Suspected violations related to online reviews can come from a variety of sources. Patients, family members, employees, competitors, or members of the public may report concerns when they perceive review activity as unfair, manipulated, or misleading. These reports often focus on observable trends and patterns rather than isolated comments.

Because online reviews are publicly visible, provider organizations may not always be aware of how their review practices are perceived externally until questions are raised. Proactive monitoring, transparent review collection, and clear internal policies help minimize the risk of external scrutiny and support better reputation outcomes.

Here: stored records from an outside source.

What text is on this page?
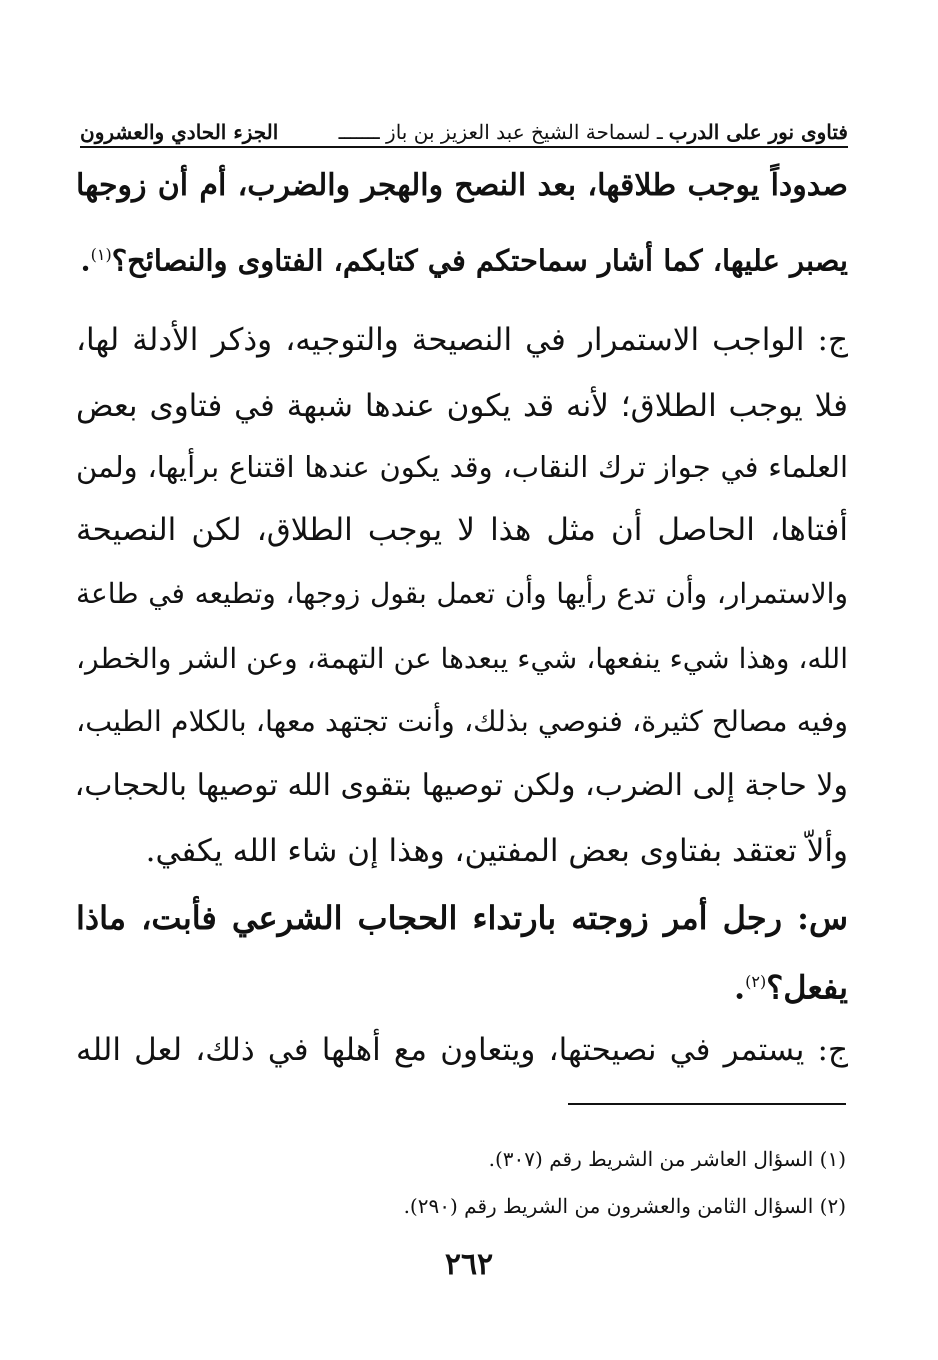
فتاوى نور على الدرب
ـ لسماحة الشيخ عبد العزيز بن باز ـــــــ
الجزء الحادي والعشرون
صدوداً يوجب طلاقها، بعد النصح والهجر والضرب، أم أن زوجها
يصبر عليها، كما أشار سماحتكم في كتابكم، الفتاوى والنصائح؟$^{(١)}$.
ج: الواجب الاستمرار في النصيحة والتوجيه، وذكر الأدلة لها،
فلا يوجب الطلاق؛ لأنه قد يكون عندها شبهة في فتاوى بعض
العلماء في جواز ترك النقاب، وقد يكون عندها اقتناع برأيها، ولمن
أفتاها، الحاصل أن مثل هذا لا يوجب الطلاق، لكن النصيحة
والاستمرار، وأن تدع رأيها وأن تعمل بقول زوجها، وتطيعه في طاعة
الله، وهذا شيء ينفعها، شيء يبعدها عن التهمة، وعن الشر والخطر،
وفيه مصالح كثيرة، فنوصي بذلك، وأنت تجتهد معها، بالكلام الطيب،
ولا حاجة إلى الضرب، ولكن توصيها بتقوى الله توصيها بالحجاب،
وألاّ تعتقد بفتاوى بعض المفتين، وهذا إن شاء الله يكفي.
س: رجل أمر زوجته بارتداء الحجاب الشرعي فأبت، ماذا
يفعل؟$^{(٢)}$.
ج: يستمر في نصيحتها، ويتعاون مع أهلها في ذلك، لعل الله
(١) السؤال العاشر من الشريط رقم (٣٠٧).
(٢) السؤال الثامن والعشرون من الشريط رقم (٢٩٠).
٢٦٢
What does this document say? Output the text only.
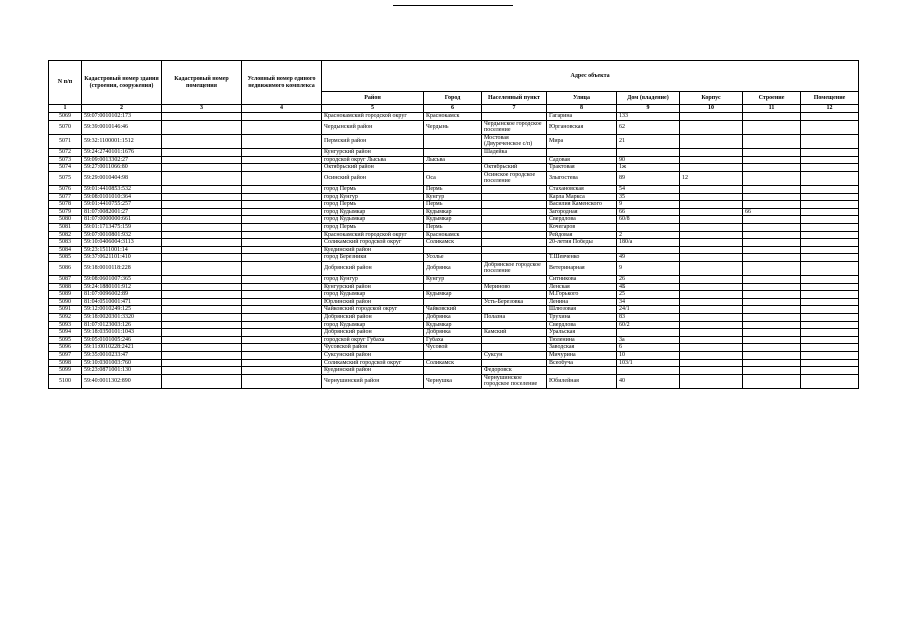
N п/п	Кадастровый номер здания (строения, сооружения)	Кадастровый номер помещения	Условный номер единого недвижимого комплекса	Адрес объекта							
				Район	Город	Населенный пункт	Улица	Дом (владение)	Корпус	Строение	Помещение
1	2	3	4	5	6	7	8	9	10	11	12
5069	59:07:0010102:173			Краснокамский городской округ	Краснокамск		Гагарина	133			
5070	59:39:0010146:46			Чердынский район	Чердынь	Чердынское городское поселение	Юргановская	62			
5071	59:32:1100001:1512			Пермский район		Мостовая (Двуреченское с/п)	Мира	21			
5072	59:24:2740101:1676			Кунгурский район		Шадейка					
5073	59:09:0013302:27			городской округ Лысьва	Лысьва		Садовая	90			
5074	59:27:0011066:80			Октябрьский район		Октябрьский	Трактовая	1ж			
5075	59:29:0010404:98			Осинский район	Оса	Осинское городское поселение	Злыгостева	89	12		
5076	59:01:4410853:532			город Пермь	Пермь		Стахановская	54			
5077	59:08:0101010:364			город Кунгур	Кунгур		Карла Маркса	35			
5078	59:01:4410755:257			город Пермь	Пермь		Василия Каменского	9			
5079	81:07:0082001:27			город Кудымкар	Кудымкар		Загородная	66		66	
5080	81:07:0000000:661			город Кудымкар	Кудымкар		Свердлова	60/8			
5081	59:01:1713475:159			город Пермь	Пермь		Кочегаров				
5082	59:07:0010801:932			Краснокамский городской округ	Краснокамск		Рейдовая	2			
5083	59:10:0406004:3113			Соликамский городской округ	Соликамск		20-летия Победы	180/а			
5084	59:23:1511001:14			Куединский район							
5085	59:37:0621101:410			город Березники	Усолье		Т.Шевченко	49			
5086	59:18:0010118:228			Добрянский район	Добрянка	Добрянское городское поселение	Ветеринарная	9			
5087	59:08:0601007:365			город Кунгур	Кунгур		Ситникова	26			
5088	59:24:1880101:912			Кунгурский район		Мериново	Ленская	4Б			
5089	81:07:0096002:89			город Кудымкар	Кудымкар		М.Горького	25			
5090	81:04:0510001:471			Юрлинский район		Усть-Березовка	Ленина	34			
5091	59:12:0010249:125			Чайковский городской округ	Чайковский		Шлюзовая	24/1			
5092	59:18:0020301:3320			Добрянский район	Добрянка	Полазна	Трухина	83			
5093	81:07:0123003:126			город Кудымкар	Кудымкар		Свердлова	60/2			
5094	59:18:0350101:1043			Добрянский район	Добрянка	Камский	Уральская				
5095	59:05:0101005:246			городской округ Губаха	Губаха		Тюленина	3а			
5096	59:11:0010228:2421			Чусовской район	Чусовой		Заводская	6			
5097	59:35:0010233:47			Суксунский район		Суксун	Мичурина	10			
5098	59:10:0301003:760			Соликамский городской округ	Соликамск		Всеобуча	103/1			
5099	59:23:0871001:130			Куединский район		Федоровск					
5100	59:40:0011302:890			Чернушинский район	Чернушка	Чернушинское городское поселение	Юбилейная	40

Healthcare Regulatory & Professional Consequences

In addition to federal and state enforcement actions, healthcare professionals face discipline under state medical board and licensing laws for deceptive marketing, including fake reviews, under ethics standards governing advertising and truthful representation. HIPAA Times

Key Takeaways for Healthcare Decision-Makers

  • Fake and manipulated reviews are now explicitly banned under the FTC’s 2024 consumer review rule. Federal Trade Commission
  • FTC enforcement against platforms and entities shows regulators will act even if a company isn’t a traditional retailer or services business. Federal Trade Commission
  • Joint federal/state enforcement (like the Leader Automotive settlement) demonstrates the serious financial stakes when review manipulation is part of broader deceptive practices. Illinois Attorney General
  • Healthcare practices and hospitals should avoid any appearance of misleading testimony, paid positive reviews, or selective suppression — not only for compliance but for trust and legal risk management.